Several allegations in the complaint mesh with this video as well, with the plaintiffs alleging Delaware County layer, Tom Gallagher, and Ziegelhofer “set up a long table full of November 3, 2020, election data, and selectively destroyed the machines/proof tapes along with other November 3, 2020 records by tearing it into pieces and placing [it] into the trash stating they will have a campfire to burn the data.”

“Regina Miller became nervous” the complaint continues, alleging that Miller “informed the pair that they were violating numerous state and federal laws.” According to the complaint, Ziegelhoffer justified his actions by claiming “there was no audit value” to the November 3, 2020, election data.

Miller, who was a contract employee with Monarch Staffing, also claimed that in July of 2021, Allen threatened to consider a complaint taken to anyone else but him, as a “second and final violation of chain of command.” The complaint further alleged that Savage “told Regina Miller that he would have someone killed if he was ever betrayed by someone at work and described a story that he heard regarding someone from the county that someone “ratted on.”

Attempts to speak with Allen proved unsuccessful, with an administrative assistant stating he was in a meeting, but agreeing to convey my media request to him.
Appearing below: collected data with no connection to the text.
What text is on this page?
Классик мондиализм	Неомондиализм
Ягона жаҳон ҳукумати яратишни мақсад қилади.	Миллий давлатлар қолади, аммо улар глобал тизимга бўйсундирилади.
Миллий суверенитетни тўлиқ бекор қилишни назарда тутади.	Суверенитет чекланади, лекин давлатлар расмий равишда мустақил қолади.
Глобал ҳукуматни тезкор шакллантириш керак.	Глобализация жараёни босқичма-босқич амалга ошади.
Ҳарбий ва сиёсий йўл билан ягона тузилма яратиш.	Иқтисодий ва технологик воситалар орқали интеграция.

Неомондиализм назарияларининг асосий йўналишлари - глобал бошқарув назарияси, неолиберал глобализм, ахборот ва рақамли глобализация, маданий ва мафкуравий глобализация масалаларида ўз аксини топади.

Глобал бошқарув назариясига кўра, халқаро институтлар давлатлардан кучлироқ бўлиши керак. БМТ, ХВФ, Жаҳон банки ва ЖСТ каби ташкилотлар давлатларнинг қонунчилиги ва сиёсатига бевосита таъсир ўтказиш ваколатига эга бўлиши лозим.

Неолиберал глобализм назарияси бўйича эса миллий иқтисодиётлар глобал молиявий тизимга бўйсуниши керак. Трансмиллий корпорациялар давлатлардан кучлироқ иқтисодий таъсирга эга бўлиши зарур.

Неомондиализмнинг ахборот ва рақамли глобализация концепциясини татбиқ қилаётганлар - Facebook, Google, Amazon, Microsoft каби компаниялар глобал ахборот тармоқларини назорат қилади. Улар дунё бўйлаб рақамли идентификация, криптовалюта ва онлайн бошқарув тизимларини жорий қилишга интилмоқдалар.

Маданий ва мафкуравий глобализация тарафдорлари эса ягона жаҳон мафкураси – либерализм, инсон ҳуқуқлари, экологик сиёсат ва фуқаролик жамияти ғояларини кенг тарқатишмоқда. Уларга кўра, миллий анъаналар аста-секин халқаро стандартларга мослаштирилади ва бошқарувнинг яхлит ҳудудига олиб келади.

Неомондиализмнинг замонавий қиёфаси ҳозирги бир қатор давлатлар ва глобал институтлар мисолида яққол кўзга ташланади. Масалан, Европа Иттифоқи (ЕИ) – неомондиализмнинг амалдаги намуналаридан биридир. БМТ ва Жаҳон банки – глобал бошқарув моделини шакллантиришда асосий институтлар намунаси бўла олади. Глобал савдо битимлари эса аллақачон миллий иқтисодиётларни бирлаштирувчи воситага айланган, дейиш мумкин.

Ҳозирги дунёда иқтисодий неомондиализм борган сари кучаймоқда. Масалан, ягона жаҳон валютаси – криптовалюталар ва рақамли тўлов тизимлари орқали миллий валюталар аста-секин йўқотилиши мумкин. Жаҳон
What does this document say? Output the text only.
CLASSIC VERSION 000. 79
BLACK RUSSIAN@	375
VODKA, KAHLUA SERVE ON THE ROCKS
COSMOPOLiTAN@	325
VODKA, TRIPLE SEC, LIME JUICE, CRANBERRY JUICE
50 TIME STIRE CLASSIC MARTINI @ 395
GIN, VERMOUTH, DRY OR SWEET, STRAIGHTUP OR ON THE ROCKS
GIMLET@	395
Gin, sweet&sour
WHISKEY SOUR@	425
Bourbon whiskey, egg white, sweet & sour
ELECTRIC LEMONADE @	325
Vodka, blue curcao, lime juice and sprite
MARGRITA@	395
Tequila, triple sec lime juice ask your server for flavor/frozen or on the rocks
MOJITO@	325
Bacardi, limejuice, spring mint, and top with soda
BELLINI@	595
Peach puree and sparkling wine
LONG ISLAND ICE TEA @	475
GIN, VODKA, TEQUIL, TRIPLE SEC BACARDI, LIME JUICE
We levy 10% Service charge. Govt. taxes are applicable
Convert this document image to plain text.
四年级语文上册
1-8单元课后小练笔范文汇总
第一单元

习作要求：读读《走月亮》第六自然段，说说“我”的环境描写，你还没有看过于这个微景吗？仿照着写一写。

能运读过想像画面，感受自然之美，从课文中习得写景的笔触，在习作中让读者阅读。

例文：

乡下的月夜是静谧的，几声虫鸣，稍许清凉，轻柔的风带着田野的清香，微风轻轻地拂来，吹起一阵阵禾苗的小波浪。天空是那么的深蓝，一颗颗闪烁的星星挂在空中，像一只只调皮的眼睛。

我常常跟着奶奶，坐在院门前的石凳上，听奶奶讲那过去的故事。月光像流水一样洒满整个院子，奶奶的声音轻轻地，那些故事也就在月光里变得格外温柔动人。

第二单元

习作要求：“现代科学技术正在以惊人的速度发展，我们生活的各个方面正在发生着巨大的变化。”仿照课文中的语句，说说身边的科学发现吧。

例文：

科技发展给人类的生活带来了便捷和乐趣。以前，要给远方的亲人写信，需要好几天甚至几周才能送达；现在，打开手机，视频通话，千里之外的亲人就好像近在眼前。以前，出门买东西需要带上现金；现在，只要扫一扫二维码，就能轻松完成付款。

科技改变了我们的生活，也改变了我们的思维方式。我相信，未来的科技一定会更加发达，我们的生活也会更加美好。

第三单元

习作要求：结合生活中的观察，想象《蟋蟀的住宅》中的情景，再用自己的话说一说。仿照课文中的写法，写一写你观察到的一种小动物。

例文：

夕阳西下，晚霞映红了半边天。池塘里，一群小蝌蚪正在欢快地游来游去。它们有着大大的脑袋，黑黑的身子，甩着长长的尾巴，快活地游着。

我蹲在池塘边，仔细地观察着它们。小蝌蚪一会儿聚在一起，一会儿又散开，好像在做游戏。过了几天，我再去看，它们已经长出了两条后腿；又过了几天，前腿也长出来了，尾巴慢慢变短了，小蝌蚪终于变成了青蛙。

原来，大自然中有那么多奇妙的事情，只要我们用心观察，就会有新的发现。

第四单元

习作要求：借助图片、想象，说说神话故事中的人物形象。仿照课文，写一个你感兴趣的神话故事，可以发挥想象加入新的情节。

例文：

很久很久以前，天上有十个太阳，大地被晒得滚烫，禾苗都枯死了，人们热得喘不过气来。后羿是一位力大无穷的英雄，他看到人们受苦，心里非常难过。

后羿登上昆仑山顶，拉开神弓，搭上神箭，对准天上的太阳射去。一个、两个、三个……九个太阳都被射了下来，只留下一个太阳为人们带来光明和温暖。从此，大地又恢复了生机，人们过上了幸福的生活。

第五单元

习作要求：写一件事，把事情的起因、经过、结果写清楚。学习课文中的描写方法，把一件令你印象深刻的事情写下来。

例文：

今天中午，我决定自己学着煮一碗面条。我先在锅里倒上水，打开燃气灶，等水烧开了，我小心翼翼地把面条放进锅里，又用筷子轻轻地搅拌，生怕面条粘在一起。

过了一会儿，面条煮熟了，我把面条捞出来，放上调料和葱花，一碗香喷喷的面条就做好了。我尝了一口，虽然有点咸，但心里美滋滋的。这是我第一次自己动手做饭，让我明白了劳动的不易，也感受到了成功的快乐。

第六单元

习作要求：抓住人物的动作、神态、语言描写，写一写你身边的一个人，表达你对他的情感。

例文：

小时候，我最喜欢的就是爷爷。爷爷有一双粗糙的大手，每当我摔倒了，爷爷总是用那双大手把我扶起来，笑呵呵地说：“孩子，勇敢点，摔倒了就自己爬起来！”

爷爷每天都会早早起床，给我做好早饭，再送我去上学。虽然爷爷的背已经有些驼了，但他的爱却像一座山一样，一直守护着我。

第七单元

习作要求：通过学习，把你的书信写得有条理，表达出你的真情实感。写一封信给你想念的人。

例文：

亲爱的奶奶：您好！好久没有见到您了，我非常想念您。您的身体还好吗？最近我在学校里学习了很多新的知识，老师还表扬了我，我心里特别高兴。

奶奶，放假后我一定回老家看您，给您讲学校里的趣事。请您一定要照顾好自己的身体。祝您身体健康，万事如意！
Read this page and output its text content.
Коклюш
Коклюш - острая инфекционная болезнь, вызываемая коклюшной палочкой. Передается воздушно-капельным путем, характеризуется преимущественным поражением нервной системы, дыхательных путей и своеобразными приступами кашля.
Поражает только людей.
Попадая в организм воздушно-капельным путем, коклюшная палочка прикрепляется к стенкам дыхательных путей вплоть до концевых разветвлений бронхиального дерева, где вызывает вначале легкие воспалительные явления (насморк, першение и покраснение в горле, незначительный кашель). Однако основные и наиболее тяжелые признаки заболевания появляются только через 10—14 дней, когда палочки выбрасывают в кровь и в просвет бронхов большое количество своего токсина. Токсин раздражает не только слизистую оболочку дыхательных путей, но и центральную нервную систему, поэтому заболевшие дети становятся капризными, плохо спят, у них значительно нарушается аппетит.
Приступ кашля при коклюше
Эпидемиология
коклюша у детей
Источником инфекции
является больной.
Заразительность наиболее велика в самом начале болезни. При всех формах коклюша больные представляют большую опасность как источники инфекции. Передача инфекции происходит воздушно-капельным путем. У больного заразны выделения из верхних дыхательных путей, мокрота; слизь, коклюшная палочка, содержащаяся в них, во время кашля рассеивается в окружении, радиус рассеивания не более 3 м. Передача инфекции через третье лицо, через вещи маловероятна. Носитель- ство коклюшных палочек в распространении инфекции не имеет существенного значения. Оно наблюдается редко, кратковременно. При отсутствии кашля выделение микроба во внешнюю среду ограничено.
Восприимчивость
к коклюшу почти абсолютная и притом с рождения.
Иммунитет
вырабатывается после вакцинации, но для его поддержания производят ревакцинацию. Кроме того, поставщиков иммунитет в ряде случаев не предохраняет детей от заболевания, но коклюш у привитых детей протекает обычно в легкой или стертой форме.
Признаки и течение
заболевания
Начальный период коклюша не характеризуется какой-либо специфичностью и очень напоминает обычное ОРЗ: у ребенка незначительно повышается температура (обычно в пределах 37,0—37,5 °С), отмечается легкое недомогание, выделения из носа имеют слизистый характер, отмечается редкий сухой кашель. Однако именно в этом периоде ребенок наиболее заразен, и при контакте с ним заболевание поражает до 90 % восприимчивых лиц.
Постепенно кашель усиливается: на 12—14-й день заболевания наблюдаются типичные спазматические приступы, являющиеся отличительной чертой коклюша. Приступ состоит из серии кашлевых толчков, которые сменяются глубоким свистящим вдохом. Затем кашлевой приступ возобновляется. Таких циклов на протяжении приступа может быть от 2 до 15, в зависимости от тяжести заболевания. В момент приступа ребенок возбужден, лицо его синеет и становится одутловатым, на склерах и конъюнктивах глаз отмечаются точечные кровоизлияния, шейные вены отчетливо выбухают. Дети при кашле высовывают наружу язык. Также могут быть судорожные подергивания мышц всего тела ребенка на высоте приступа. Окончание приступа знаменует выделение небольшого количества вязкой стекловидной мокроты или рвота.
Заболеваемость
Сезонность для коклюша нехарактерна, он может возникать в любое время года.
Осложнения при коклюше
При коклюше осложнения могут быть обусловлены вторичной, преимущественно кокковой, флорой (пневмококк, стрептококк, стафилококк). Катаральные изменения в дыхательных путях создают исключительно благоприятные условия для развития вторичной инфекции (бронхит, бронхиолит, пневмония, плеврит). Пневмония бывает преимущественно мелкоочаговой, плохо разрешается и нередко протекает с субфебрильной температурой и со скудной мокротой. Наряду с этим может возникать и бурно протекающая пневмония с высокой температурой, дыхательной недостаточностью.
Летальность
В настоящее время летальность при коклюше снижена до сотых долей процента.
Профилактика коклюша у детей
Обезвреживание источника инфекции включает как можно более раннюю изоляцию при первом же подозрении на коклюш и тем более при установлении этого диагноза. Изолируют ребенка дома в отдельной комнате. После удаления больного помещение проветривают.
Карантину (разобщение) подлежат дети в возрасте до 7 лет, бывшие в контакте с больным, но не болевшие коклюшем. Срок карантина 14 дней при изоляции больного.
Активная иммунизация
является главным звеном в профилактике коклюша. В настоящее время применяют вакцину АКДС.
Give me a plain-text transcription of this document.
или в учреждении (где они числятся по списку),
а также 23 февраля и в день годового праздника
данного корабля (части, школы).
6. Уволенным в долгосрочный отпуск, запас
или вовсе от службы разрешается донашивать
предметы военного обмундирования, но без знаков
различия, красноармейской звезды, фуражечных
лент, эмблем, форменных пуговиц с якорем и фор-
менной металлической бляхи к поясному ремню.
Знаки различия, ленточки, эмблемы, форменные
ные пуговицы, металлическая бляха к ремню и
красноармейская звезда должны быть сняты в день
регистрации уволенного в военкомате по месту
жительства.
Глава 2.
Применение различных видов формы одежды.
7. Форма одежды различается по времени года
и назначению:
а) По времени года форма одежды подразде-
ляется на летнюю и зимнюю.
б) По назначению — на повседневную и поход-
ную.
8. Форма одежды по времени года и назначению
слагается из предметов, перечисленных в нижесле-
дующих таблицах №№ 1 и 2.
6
Allen did not return my call. A call to Savage went unanswered and the County also ignored requests for comments from the gentlemen along with Gallager and Ziegelhoffer.

After detailing the purported violations of election law and the alleged destruction of election records and the claimed conspiracy, the complaint presented five legal theories for recovery, with Count I for common law fraud, Count II for fraudulent misrepresentation, Count III for negligent misrepresentation, Count IV for a claim for common law quo warranto, which apparently is a Pennsylvania claim for fraud related to elections and Count V for Mandamus and Equitable Relief.

While, if true, the allegations seem to scream of violations of the law, none of the claims alleged seem a close fit to the facts proffered to the court in the complaint. Also troubling is grasping the remedy the plaintiffs seek.

Typically money damages are awarded for fraud, but how do you monetize the harm to a voter when he is disenfranchised by election officials who counted illegal or fraudulent votes? Similarly, what court order (or mandamus) or other injunction could make the plaintiffs whole again.

The litigation, however, may have served another purpose: To highlight what the plaintiffs believe were widespread violations of state and federal election law and to expose the alleged conspiracy to cover up those problems, and thereby prevent a repeat in future elections.

Still, the videos may not be enough for those so blinded by their distaste for Trump that they cannot see the real threat to our democracy: elections without integrity and an electorate unable to trust the official outcome.